The panic over the coronavirus has already begun to impact financial markets: the S&P, the Dow Jones, the FTSE and many other indices have all seen larger falls than those they saw in 2008. Falling stock prices reflect investors’ realisation that, with workers forced to stay at home, borders shut and consumption and investment both collapsing, the global economy is headed into a deep recession. After a decade of rising corporate debt, the big worry is that falling corporate incomes will cause a cascade of corporate bankruptcies that could threaten some major financial institutions.
So far, so much like a generic recession. But there are some big differences between the crisis we are currently facing and the one that followed the 2008 financial crisis. After 2008, many people lost their homes, and many more lost their jobs. The suffering was huge and was not confined to the least well-off in society. But with the coronavirus recession, the economic risks are much more individualised and much more severe, especially for the UK.
Many people – especially those in London where the virus is most severe – will be unable to pay their rent or their bills on just £94.25 per week – the Statutory Sick Pay available to those forced to self-isolate. Self-employed people, those on zero hours contracts and those in the gig economy may not even be eligible for Statutory Sick Pay.
What’s more, the growing number of people without stable employment face a dramatic loss of work as businesses stop trading, people stop consuming and public spaces slowly shut down. Even if they aren’t forced into self-isolation, those without a stable income – all those categories above, plus freelancers, small business owners and those paid on commission – face an immediate and lasting loss of income.

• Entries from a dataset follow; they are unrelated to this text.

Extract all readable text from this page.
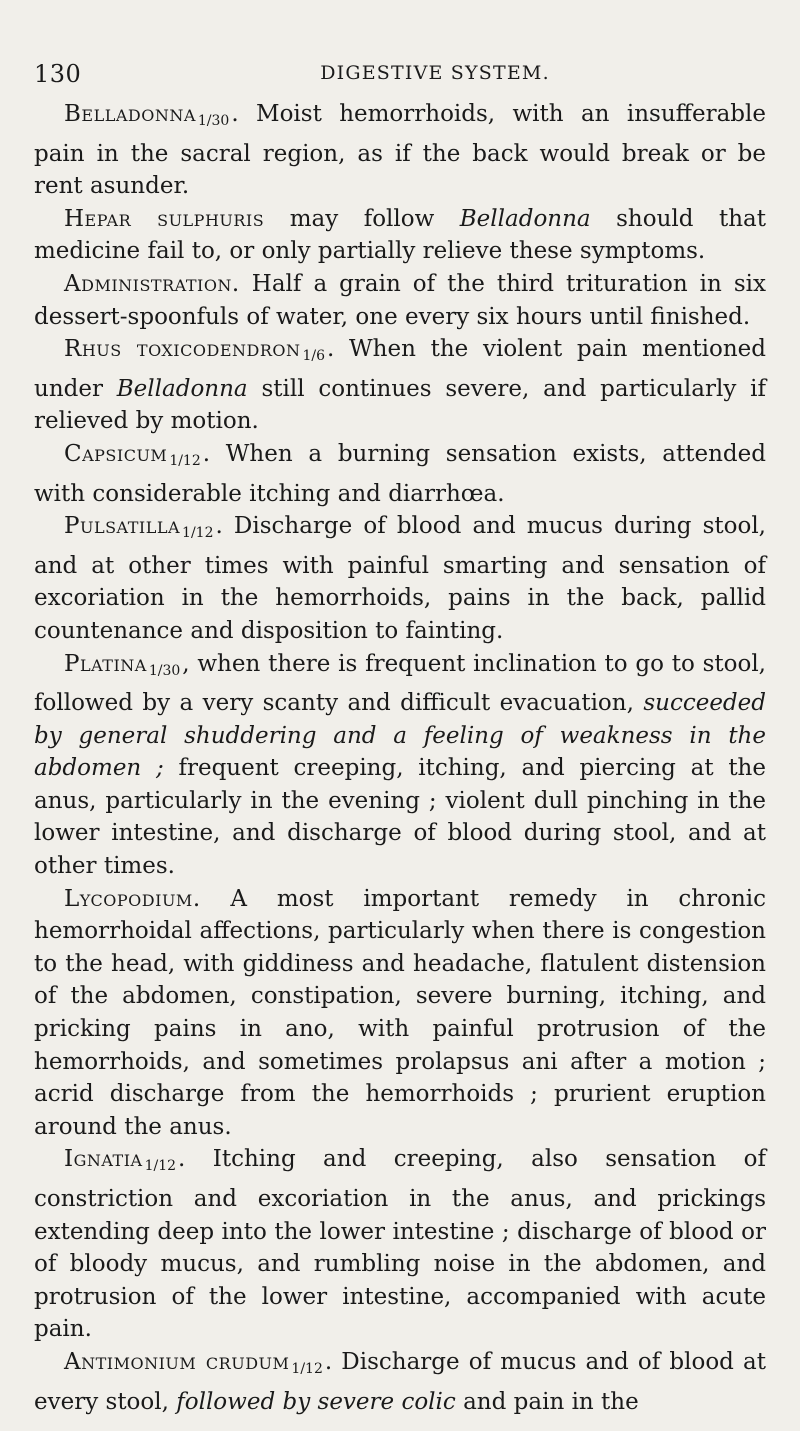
130	DIGESTIVE SYSTEM.

Belladonna 1/30. Moist hemorrhoids, with an insufferable pain in the sacral region, as if the back would break or be rent asunder.

Hepar sulphuris may follow Belladonna should that medicine fail to, or only partially relieve these symptoms.

Administration. Half a grain of the third trituration in six dessert-spoonfuls of water, one every six hours until finished.

Rhus toxicodendron 1/6. When the violent pain mentioned under Belladonna still continues severe, and particularly if relieved by motion.

Capsicum 1/12. When a burning sensation exists, attended with considerable itching and diarrhœa.

Pulsatilla 1/12. Discharge of blood and mucus during stool, and at other times with painful smarting and sensation of excoriation in the hemorrhoids, pains in the back, pallid countenance and disposition to fainting.

Platina 1/30, when there is frequent inclination to go to stool, followed by a very scanty and difficult evacuation, succeeded by general shuddering and a feeling of weakness in the abdomen ; frequent creeping, itching, and piercing at the anus, particularly in the evening ; violent dull pinching in the lower intestine, and discharge of blood during stool, and at other times.

Lycopodium. A most important remedy in chronic hemorrhoidal affections, particularly when there is congestion to the head, with giddiness and headache, flatulent distension of the abdomen, constipation, severe burning, itching, and pricking pains in ano, with painful protrusion of the hemorrhoids, and sometimes prolapsus ani after a motion ; acrid discharge from the hemorrhoids ; prurient eruption around the anus.

Ignatia 1/12. Itching and creeping, also sensation of constriction and excoriation in the anus, and prickings extending deep into the lower intestine ; discharge of blood or of bloody mucus, and rumbling noise in the abdomen, and protrusion of the lower intestine, accompanied with acute pain.

Antimonium crudum 1/12. Discharge of mucus and of blood at every stool, followed by severe colic and pain in the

After a decade of austerity, household savings are dangerously low. 2017 was the first year since 1987 that households spent more than they earned, covering the difference by taking out new debt and drawing down from their savings. There are more than 8 million households in the UK already struggling with some form of problem debt.
With high rents, high transport costs and stagnant wages, the UK was already enduring a cost of living crisis before the coronavirus hit. How are families supposed to cope with a further loss of wages, when banks will continue to demand debt repayments, landlords will continue to demand rent and utilities companies will continue to demand bills?
Central bankers are also far more constrained than they were in the wake of 2008. Monetary policy is already extremely loose – interest rates have now been cut to as low as they can go without heading into the dangerous territory of negative interest rates. Quantitative easing could be continued, but there is evidence that even before the crisis further money creation was showing diminishing returns. The Federal Reserve has already offered $1.5 trillion worth of short-term loans to the financial sector, and even this has not stemmed the panic.
Every single one of these problems is political. Each of these issues – from low pay, to high debt, to an absence of monetary fire power – results from the actions of previous governments, and they can only be dealt with by this government. Generalised fiscal stimulus of the kind outlined in Sunak’s budget last week combined with further QE will not be enough.
The government needs to introduce targeted support for families facing a loss of income as a result of the coronavirus crisis. The alternative is to watch as people either ignore the government’s advice to self-isolate, spreading the virus further, or take it and find themselves forced out of their homes or bankrupt within a few months. It is no coincidence that those who cry ‘politics’ are not facing this choice.